Approach: This is an interesting puzzle, because we cannot simply group the data by “dataKey” column, doing so would ignore the breaks in data. The key to solving this refreshing problem is by “somehow” introducing a pseudo-column which does the heavy lifting for us. Table below illustrates the new pseudo-column, if we introduce this column using SQL, rest is just simple group by. Before peeking at the final solution, I would encourage you to have a go, but if you can’t for any reason I have presented final solution later in the blog.

grp dataRange dataKey New Column
A 1000 1 0
A 1001 1 0
A 1002 1 0
A 1003 1 0
A 1004 1 0
A 1005 2 1
A 1006 2 1
A 1007 1 2
A 1008 1 2
A 1009 1 2
A 1010 1 2
A 1011 1 2

Setup Data:

 DROP TABLE tmpDataRange; CREATE TABLE
  tmpDataRange AS SELECT 'A' grp, 1000 AS dataRange, 1 AS dataKey FROM Dual UNION ALL
  SELECT 'A', 1001, 1 FROM Dual UNION ALL SELECT 'A', 1002, 1 FROM Dual UNION ALL SELECT
  'A', 1003, 1 FROM Dual UNION ALL SELECT 'A', 1004, 1 FROM Dual UNION ALL SELECT 'A',
  1005, 2 FROM Dual UNION ALL SELECT 'A', 1006, 2 FROM Dual UNION ALL SELECT 'A', 1007, 1
  FROM Dual UNION ALL SELECT 'A', 1008, 1 FROM Dual UNION ALL SELECT 'A', 1009, 1 FROM
  Dual UNION ALL SELECT 'A', 1010, 1 FROM Dual UNION ALL SELECT 'A', 1011, 1 FROM Dual ;
  

Solution:
Welcome to the solution. I have tackled the problem using the aproach above using Common Table Expressions (CTE) feature. I think CTEs are fantastic even for writing daily garden variety queries as they make the query so much more understandable by being written in the way we digest other information, i.e. Top to Bottom. Overview of solution query:
Data0 – Instantiate the problem statement input data
Data1 – Assign incremental row numbers to input data
Data2 – Self join the data to the previous row
Data3 – This is where the “magic” happens – Build a cumulative data column which increments on every dataKey break
Data4 – Is concerned with grouping and presenting the data in format requested Presented below is the final solution:

 WITH data0 AS (SELECT grp, dataRange, dataKey FROM
  tmpDataRange), data1 AS (SELECT grp, dataRange, dataKey, LAG(dataKey) OVER(ORDER BY
  dataRange ASC) lagDataKey FROM data0), data2 AS (SELECT grp, dataRange, dataKey, CASE
  WHEN dataKey=NVL(lagDataKey,dataKey) THEN 0 ELSE 1 END cumu FROM data1), data3 AS
  (SELECT grp, dataRange, dataKey, SUM(cumu) OVER(ORDER BY dataRange) cumulativeWindow
  FROM data2), data4 AS (SELECT cumulativeWindow, dataKey, MAX(grp) || ' [' ||
  TO_CHAR(MIN(dataRange)) ||' .. '|| TO_CHAR(MAX(dataRange)) ||']' DataRangeBreakDown
  FROM data3 GROUP BY cumulativeWindow, dataKey) SELECT dataKey, DataRangeBreakDown FROM
  data4; 

Variations: One of the great things about this solution is that it is data-type agnostic. Feel free to change the data-type of the dataRange column to DATE for example as shown below and it still works.

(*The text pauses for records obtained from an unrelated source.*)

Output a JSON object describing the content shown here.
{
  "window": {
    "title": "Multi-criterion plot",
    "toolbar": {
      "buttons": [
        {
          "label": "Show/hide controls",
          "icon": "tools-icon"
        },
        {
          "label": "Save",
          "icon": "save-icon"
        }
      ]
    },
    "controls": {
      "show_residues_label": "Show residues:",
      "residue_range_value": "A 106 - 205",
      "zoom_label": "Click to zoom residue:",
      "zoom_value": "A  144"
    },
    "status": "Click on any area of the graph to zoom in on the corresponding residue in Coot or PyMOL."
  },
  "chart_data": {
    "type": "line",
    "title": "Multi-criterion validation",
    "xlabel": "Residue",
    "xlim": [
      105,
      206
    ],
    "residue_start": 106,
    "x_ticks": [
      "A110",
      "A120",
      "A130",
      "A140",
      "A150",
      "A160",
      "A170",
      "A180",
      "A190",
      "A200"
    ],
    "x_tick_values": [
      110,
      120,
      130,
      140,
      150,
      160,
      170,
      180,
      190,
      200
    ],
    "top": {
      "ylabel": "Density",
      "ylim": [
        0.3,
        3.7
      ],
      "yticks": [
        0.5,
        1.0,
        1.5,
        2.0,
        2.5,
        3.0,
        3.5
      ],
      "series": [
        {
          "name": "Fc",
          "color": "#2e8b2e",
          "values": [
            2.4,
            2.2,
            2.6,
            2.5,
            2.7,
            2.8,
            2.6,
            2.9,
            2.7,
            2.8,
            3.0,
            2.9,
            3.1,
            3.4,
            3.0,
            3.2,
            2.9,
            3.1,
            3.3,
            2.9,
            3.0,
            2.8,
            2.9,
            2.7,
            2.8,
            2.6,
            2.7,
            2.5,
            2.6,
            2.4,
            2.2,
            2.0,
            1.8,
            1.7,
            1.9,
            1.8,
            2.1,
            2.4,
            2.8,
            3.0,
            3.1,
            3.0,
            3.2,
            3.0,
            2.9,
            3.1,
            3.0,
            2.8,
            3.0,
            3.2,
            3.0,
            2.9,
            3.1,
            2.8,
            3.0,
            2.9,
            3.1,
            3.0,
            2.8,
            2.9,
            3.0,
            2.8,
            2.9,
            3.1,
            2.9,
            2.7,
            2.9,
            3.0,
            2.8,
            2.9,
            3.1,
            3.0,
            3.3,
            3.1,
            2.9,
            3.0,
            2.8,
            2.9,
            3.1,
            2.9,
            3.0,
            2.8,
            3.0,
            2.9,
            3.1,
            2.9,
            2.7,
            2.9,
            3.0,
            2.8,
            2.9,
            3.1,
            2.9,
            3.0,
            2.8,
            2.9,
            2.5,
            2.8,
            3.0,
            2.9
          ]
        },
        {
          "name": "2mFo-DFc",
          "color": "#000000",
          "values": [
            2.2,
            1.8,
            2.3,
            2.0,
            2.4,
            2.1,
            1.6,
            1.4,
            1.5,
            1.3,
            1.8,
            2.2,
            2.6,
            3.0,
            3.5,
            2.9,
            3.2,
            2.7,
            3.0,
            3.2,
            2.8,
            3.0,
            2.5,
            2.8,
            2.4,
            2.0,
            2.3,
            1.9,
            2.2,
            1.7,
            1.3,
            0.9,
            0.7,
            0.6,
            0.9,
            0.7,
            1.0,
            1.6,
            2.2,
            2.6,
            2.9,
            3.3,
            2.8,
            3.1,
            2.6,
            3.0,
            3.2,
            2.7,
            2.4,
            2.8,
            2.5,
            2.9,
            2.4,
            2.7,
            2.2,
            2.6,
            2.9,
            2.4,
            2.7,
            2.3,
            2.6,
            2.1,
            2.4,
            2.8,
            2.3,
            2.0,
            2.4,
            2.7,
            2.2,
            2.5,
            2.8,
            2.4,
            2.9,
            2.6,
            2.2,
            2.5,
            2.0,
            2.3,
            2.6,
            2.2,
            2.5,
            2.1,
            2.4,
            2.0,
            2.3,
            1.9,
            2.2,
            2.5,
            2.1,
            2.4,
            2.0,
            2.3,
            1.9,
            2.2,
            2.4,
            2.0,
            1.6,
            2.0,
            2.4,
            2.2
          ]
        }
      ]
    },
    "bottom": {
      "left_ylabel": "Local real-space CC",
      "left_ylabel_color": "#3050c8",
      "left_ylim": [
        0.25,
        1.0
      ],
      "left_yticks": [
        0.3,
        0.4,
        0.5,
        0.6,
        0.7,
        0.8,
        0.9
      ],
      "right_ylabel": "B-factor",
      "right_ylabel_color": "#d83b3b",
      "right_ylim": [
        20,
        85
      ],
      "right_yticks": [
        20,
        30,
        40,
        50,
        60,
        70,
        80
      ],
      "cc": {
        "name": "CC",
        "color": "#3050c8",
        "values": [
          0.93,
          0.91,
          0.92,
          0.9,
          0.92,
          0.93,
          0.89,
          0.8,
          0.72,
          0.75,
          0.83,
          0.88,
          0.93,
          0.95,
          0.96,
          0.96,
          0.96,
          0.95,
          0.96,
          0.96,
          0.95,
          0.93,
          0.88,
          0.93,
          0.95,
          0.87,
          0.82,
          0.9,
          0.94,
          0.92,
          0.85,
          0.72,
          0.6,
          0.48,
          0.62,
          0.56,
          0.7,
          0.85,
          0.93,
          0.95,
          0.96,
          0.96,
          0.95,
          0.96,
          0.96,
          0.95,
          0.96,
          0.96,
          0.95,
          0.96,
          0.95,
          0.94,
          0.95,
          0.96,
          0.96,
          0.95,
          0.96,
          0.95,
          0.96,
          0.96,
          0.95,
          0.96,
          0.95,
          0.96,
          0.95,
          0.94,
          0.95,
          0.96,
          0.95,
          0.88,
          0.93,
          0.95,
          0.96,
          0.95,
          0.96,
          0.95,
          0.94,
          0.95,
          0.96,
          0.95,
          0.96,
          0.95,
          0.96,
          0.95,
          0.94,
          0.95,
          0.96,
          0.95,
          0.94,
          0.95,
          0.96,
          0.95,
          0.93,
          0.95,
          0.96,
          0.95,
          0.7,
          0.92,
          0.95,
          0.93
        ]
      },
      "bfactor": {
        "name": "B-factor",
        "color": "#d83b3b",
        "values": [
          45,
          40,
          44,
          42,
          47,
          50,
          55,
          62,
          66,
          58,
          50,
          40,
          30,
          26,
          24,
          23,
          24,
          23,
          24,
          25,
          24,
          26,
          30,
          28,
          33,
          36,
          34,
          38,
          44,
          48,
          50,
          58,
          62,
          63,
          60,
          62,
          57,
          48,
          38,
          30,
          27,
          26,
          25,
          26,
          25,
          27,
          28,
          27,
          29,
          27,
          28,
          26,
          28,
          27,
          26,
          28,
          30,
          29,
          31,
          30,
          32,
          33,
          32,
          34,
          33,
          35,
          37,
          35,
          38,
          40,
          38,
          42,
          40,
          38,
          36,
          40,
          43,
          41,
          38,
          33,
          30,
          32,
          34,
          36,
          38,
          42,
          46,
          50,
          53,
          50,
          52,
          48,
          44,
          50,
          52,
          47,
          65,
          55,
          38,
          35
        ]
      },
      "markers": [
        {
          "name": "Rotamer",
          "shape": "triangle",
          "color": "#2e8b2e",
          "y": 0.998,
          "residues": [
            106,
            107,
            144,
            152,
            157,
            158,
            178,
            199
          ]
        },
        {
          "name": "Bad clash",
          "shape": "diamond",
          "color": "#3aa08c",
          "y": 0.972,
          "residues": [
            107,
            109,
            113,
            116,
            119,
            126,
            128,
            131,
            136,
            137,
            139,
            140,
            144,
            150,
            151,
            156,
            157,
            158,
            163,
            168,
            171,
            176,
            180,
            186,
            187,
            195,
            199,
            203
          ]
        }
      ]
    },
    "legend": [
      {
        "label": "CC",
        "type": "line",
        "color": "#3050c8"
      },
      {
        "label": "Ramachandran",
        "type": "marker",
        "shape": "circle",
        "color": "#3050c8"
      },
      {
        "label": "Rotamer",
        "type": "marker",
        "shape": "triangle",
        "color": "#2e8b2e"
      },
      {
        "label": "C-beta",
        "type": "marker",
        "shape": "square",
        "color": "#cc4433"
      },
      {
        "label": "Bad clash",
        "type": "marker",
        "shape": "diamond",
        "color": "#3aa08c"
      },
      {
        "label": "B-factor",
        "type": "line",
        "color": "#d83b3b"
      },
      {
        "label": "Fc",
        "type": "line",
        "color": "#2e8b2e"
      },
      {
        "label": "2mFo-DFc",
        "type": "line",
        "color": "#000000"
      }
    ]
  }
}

 DROP TABLE tmpDataRange; CREATE TABLE tmpDataRange AS SELECT 'A' grp,
  SYSDATE AS dataRange, 1 AS dataKey FROM Dual UNION ALL SELECT 'A', SYSDATE+1, 1 FROM
  Dual UNION ALL SELECT 'A', SYSDATE+2, 1 FROM Dual UNION ALL SELECT 'A', SYSDATE+3, 1
  FROM Dual UNION ALL SELECT 'A', SYSDATE+4, 1 FROM Dual UNION ALL SELECT 'A', SYSDATE+5,
  2 FROM Dual UNION ALL SELECT 'A', SYSDATE+6, 2 FROM Dual UNION ALL SELECT 'A',
  SYSDATE+7, 1 FROM Dual UNION ALL SELECT 'A', SYSDATE+8, 1 FROM Dual UNION ALL SELECT
  'A', SYSDATE+9, 1 FROM Dual UNION ALL SELECT 'A', SYSDATE+10, 1 FROM Dual UNION ALL
  SELECT 'A', SYSDATE+11, 1 FROM Dual ; 

Would love to hear your thoughts on this, or if you have a better solution why not share it with everyone.